Scour protection design for biodiversity enhancement in North Sea Offshore Wind Farms

Publieke samenvatting / Public summary

As part of the transition from fossil fuels to renewable energy, the Dutch government aims to realise five offshore wind farms of 700 MW before 2023 and an additional 1,000 MW between 2023 and 2030. A further increase to more than 35 GW in 2050 by offshore wind energy is needed to reach climate goals. The Dutch government identified several challenges to the successful scaling-up of offshore wind energy. One of these is the ecological impact of OWF’s on the North Sea ecosystem, which can be either negative (bird
collisions, disturbance, construction effects) or positive (introducing hard substrate in a mainly soft sediment ecosystem, bottom-trawling ban). There is increasing international evidence for the ecological opportunities and positive effects of offshore wind farms (OWF’s) on marine ecosystems. Scour protection functions as settling substrate for marine organisms and habitat for fish, crabs and lobsters. This has motivated the Dutch Ministry of Agriculture, Nature and Food Quality to use the development of OWF’s to strengthen the North Sea ecosystem by enhancement of ecological functioning in OWF’s to improve the status of policyrelevant species.

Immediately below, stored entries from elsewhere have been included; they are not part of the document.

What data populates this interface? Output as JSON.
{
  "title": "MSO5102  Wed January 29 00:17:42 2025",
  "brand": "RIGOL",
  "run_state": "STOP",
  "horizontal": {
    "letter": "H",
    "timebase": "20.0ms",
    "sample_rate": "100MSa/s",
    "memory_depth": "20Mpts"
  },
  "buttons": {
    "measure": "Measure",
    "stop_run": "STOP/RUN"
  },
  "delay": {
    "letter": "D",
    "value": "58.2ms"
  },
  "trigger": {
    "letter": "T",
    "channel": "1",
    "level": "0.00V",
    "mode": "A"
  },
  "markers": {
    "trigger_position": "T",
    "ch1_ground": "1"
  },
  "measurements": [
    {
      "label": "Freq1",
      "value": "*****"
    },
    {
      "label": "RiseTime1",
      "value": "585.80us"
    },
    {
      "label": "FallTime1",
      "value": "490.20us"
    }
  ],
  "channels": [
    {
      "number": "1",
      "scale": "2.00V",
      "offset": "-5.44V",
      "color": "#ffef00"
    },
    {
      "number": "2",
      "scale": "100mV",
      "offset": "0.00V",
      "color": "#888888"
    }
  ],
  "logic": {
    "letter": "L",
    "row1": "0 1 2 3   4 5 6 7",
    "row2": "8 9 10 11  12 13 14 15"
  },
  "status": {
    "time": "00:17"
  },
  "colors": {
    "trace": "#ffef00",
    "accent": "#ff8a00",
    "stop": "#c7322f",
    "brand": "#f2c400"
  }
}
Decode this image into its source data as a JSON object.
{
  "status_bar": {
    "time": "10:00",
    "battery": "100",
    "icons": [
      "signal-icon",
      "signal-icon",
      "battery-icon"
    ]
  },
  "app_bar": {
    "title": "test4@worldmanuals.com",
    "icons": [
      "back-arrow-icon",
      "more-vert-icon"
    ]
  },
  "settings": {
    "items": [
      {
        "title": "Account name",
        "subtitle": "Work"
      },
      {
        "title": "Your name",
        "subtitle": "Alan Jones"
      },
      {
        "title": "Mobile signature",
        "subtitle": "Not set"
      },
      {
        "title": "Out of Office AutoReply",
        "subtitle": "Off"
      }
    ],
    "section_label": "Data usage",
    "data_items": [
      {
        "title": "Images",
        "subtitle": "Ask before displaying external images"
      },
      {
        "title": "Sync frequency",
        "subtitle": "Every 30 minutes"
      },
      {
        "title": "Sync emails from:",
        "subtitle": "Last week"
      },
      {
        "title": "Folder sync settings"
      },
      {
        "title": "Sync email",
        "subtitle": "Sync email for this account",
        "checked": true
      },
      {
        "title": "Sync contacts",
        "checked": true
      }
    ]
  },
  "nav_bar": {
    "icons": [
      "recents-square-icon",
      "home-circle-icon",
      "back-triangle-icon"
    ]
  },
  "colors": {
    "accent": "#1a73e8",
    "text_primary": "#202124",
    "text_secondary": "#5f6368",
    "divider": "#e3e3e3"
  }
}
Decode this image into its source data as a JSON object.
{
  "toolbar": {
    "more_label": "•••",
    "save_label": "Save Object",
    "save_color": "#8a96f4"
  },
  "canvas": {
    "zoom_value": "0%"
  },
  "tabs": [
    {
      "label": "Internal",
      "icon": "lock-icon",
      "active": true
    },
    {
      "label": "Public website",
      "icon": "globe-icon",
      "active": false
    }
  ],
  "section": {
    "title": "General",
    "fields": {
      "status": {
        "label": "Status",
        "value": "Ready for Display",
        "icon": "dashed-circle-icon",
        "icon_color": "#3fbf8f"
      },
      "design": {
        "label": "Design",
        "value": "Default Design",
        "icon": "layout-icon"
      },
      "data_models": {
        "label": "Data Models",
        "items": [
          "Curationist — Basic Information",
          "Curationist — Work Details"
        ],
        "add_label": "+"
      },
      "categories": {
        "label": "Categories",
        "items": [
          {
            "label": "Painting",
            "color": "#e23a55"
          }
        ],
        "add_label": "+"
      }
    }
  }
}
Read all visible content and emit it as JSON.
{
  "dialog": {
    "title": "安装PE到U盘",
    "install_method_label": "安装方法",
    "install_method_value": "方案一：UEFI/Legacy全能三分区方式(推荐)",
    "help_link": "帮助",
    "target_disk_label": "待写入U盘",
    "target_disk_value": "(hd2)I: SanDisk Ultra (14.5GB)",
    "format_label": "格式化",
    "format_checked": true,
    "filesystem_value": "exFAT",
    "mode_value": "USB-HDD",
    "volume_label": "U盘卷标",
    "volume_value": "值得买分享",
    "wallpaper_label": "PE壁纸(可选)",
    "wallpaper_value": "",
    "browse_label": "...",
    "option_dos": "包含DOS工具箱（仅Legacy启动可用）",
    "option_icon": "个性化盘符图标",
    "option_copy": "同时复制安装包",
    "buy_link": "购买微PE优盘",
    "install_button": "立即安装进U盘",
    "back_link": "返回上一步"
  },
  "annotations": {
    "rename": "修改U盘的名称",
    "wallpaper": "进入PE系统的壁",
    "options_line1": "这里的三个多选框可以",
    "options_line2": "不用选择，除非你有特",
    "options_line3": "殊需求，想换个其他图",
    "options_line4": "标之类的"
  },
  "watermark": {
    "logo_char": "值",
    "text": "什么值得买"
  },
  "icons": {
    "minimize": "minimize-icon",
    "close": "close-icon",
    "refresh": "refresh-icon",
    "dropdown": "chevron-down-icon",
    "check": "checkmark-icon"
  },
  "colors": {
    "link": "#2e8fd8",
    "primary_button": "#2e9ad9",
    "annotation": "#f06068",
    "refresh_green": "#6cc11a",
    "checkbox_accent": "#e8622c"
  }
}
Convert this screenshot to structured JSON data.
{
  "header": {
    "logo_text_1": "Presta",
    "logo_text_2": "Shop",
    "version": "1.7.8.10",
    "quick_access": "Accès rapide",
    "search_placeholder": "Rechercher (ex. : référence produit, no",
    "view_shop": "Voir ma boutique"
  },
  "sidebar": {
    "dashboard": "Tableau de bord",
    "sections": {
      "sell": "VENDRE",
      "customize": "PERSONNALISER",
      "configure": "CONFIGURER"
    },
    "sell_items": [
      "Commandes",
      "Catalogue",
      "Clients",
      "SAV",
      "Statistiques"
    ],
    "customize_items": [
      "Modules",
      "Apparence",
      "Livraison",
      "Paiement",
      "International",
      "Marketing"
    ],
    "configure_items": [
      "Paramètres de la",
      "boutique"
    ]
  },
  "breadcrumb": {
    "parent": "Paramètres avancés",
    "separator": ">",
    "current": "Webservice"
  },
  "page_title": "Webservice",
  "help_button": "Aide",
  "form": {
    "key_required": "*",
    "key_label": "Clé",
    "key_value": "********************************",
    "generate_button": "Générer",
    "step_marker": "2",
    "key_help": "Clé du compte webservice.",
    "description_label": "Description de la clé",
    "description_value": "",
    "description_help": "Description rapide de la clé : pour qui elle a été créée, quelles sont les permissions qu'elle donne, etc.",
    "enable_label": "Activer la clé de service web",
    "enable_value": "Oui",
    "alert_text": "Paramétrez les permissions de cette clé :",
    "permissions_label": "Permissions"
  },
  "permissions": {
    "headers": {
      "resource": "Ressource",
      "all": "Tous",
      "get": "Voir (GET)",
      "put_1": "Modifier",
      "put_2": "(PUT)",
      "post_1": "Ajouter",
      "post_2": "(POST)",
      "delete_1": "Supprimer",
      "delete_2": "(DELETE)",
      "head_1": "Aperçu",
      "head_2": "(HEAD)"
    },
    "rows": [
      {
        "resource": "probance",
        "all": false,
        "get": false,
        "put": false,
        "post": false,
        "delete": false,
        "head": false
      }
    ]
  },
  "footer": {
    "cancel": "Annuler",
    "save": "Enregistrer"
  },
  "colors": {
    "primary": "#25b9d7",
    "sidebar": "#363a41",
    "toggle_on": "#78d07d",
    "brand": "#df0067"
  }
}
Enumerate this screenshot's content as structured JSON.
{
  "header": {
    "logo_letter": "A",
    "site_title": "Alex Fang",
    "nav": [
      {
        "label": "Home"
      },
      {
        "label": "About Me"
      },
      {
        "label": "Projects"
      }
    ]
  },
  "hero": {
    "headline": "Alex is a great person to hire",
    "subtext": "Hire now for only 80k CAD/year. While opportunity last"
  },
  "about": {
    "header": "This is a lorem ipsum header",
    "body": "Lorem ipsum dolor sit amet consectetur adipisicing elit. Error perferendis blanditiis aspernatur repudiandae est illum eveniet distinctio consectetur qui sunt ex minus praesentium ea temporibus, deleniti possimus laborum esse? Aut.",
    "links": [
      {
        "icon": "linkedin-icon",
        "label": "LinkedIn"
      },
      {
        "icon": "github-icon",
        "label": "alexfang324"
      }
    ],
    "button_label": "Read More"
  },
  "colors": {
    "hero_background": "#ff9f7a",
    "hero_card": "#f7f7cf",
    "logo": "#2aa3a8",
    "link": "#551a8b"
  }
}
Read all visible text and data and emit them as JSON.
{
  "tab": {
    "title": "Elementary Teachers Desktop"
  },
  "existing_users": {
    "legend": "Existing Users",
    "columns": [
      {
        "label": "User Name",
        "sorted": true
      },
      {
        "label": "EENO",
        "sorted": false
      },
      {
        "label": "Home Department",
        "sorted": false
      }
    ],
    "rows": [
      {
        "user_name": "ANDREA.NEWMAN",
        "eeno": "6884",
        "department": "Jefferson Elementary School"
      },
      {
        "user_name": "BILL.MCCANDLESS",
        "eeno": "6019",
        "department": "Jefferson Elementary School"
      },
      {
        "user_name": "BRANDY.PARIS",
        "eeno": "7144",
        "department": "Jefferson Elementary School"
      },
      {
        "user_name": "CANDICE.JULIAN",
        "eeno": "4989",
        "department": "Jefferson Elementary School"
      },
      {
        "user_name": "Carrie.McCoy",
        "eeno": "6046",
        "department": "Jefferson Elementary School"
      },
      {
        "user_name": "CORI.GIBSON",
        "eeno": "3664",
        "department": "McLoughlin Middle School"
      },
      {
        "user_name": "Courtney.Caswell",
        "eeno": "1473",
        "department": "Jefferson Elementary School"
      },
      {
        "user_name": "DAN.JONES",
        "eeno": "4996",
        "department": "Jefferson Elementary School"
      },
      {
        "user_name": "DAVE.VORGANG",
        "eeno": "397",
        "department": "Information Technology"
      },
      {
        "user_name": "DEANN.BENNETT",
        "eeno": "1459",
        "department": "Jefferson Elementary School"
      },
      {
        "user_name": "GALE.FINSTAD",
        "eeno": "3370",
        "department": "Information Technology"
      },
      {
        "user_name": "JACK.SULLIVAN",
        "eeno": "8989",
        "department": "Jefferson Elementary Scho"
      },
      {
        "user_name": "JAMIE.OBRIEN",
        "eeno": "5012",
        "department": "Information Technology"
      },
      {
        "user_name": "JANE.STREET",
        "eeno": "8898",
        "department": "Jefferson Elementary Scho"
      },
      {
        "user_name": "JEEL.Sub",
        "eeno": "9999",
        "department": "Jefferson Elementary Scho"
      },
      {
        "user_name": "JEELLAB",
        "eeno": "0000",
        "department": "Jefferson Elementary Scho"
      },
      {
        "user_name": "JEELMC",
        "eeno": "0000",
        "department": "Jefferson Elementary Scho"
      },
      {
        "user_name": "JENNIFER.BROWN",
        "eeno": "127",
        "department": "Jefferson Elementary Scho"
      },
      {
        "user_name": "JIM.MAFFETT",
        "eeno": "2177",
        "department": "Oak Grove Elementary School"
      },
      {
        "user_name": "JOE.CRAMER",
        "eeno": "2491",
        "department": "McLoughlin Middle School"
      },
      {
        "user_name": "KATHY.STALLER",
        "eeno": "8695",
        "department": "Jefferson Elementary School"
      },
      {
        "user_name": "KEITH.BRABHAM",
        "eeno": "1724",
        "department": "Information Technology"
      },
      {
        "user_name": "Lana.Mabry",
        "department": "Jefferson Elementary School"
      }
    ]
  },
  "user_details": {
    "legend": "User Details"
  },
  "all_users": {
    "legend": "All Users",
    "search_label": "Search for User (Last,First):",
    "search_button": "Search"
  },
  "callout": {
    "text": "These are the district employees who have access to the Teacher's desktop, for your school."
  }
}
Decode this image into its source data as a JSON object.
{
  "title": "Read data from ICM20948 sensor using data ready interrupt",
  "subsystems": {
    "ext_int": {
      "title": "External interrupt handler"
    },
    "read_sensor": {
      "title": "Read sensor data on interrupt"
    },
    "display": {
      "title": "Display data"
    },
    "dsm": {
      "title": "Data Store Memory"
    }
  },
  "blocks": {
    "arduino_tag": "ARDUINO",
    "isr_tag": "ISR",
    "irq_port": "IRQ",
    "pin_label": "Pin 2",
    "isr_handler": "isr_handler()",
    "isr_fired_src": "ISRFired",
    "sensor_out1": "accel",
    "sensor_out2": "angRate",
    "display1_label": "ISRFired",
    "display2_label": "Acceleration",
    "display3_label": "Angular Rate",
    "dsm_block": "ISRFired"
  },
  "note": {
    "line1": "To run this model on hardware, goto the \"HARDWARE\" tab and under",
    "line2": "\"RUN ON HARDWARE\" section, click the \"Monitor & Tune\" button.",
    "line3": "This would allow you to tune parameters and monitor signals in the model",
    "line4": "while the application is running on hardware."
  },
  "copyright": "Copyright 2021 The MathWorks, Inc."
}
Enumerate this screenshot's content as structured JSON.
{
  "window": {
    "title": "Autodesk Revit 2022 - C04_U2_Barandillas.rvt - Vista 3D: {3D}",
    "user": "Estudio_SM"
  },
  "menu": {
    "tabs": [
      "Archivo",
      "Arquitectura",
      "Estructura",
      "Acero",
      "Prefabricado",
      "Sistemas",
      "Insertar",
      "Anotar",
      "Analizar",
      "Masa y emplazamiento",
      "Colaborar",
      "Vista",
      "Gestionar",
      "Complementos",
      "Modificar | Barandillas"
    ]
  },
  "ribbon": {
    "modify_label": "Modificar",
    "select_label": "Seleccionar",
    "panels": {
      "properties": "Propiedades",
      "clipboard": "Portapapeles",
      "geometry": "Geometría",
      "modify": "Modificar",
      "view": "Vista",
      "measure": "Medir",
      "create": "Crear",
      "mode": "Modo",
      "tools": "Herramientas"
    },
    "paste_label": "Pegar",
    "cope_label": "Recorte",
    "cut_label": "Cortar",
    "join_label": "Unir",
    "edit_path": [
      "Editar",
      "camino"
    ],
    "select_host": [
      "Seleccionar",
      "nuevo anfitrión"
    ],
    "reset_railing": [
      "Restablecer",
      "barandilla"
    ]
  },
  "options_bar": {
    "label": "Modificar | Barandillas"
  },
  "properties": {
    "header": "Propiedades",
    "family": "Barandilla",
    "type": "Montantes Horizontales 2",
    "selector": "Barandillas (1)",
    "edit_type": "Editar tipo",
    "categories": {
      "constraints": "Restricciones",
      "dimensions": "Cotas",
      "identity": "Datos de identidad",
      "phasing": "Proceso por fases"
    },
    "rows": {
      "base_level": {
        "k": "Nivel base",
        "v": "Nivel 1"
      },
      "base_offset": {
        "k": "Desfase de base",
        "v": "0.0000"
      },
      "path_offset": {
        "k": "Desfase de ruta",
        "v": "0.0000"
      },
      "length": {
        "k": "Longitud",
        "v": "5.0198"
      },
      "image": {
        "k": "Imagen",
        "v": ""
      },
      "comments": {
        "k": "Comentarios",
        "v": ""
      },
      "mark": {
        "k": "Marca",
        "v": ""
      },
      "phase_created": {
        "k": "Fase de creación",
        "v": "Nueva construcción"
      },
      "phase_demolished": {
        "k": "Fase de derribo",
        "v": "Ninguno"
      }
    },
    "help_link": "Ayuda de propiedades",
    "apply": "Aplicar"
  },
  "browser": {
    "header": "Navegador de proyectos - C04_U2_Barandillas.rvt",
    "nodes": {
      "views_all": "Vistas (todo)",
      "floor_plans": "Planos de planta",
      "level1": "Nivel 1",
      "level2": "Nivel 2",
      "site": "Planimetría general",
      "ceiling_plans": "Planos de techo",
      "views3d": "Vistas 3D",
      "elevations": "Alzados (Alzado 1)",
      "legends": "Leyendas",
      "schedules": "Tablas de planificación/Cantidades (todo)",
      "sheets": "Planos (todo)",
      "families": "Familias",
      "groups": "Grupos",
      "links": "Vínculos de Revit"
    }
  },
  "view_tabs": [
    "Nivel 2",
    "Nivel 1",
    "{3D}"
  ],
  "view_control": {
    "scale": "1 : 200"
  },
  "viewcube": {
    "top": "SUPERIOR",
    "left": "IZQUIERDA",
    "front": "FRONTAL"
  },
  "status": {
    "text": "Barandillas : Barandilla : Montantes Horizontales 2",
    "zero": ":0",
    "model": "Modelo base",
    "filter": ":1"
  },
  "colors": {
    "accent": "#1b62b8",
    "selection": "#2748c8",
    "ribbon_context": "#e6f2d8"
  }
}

The BENSO-project aims to:
1) To create economical value by developing, testing and implementing smart ecological design for scour protection in offshore wind farms to enhance biodiversity locally and in the wider ecosystem.
2) Implement smart monitoring techniques in monitoring programmes and maintenance operations.

Short description
The BENSO project will develop and implement methods and techniques for biodiversity enhancement within offshore wind farms. The positive impacts of scour protection on species and ecosystem scale will be quantified by desk studies, field experiments in OWF’s and modelling studies. Smart monitoring techniques will be implemented in experiments, regular monitoring and in maintenance operations. Smart ecological design of scour protection will be developed and tested. The measured positive effects of new, ecological scour protection on the wider North Sea ecosystem will be quantified in modelling studies. The smart ecological designs will be made available to the OWF industry by reports, workshops and a guide.

The expected impacts from the BENSO project are:
1) Economical – Support of multi-use of OWF’s by increasing populations of commercial species of fish, lobster and crab;
2) Economical - The development and implementation of smart ecological design for scour protection will lead to significant cost-reduction if scour protection can remain on the seafloor after decommissioning;
3) Economical - Cost-efficient methods developed to enhance and monitor biodiversity will provide competitive advantage for Dutch research organisations and offshore wind industry;
4) Ecological – Biodiversity enhancement of the North Sea ecosystem is an important goal of national and international policy and legislation (Marine Strategy, OSPAR);
5) Governance - Increased biodiversity enhancement by OWF’s will increase public support for the energy transition and increased populations of commercial species will reduce the conflicts with the fisheries sector.
6) Scientific – Improved knowledge of biodiversity enhancement in natural habitats and by artificial structures will contribute to our understanding of the functioning of marine ecosystems and to marine conservation worldwide.